🤖 AI Summary
Existing story visualization methods struggle to simultaneously achieve precise character customization, semantic consistency, and continual integration of new characters. To address this challenge, this work proposes EverTale, a story world simulator that leverages a unified LoRA module for efficient continual character adaptation. EverTale introduces three core mechanisms: an integrated character integrator, a chain-of-thought reasoning quality gate based on multimodal large language models (MLLMs), and a character-aware region-focused sampling strategy. The proposed approach significantly outperforms current methods in both single- and multi-character story generation tasks, effectively mitigating identity degradation and layout conflicts while enabling high-quality, coherent, and scalable story visualization.
📝 Abstract
Story visualization has gained increasing attention in computer vision. However, current methods often fail to achieve a synergy between accurate character customization, semantic alignment, and continuous integration of new identities. To tackle this challenge, in this paper we present EverTale, a story world simulator for continuous story character customization. We first propose an All-in-One-World Character Integrator to achieve continuous character adaptation within unified LoRA module, eliminating the need for per-character optimization modules of previous methods.
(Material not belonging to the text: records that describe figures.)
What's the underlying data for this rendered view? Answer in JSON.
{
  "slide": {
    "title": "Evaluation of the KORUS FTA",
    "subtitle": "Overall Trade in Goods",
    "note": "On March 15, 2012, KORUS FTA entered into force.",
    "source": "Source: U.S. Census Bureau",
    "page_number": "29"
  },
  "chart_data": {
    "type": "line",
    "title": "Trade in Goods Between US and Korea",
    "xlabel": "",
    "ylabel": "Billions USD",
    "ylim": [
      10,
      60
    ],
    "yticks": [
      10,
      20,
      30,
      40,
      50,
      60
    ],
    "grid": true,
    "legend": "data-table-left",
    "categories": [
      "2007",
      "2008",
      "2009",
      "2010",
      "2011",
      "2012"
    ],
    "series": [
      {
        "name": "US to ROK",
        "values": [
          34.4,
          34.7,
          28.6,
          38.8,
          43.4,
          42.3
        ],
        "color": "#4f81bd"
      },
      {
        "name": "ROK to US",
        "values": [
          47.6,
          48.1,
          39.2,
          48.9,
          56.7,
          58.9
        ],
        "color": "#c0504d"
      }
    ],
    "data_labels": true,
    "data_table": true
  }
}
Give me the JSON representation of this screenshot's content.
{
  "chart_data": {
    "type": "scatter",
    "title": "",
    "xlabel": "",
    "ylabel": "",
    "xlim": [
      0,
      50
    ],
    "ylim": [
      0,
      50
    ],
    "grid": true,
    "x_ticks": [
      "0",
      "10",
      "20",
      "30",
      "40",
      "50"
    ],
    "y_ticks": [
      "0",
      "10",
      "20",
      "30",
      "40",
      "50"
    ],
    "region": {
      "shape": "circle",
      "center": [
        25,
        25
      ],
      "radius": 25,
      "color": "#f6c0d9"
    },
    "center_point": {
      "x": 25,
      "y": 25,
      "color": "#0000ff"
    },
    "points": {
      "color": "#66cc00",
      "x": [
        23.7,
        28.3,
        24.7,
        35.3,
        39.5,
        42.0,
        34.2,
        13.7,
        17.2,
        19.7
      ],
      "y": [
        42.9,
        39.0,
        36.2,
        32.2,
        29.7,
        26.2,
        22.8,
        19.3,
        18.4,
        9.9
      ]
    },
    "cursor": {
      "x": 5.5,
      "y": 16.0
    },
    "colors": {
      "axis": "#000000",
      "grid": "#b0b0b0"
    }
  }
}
Then, we incorporate a Character Quality Gate via MLLM-as-Judge to ensure the fidelity of each character adaptation process through chain-of-thought reasoning, determining whether the model can proceed to the next character or require additional training on the current one. We also introduce a Character-Aware Region-Focus Sampling strategy to address the identity degradation and layout conflicts in existing multi-character visual storytelling, ensuring natural multi-character generation by harmonizing local character-specific details with global scene context with higher efficiency. Experimental results show that our EverTale achieves superior performance against a wider range of compared methods on both single- and multi-character story visualization. Codes will be available.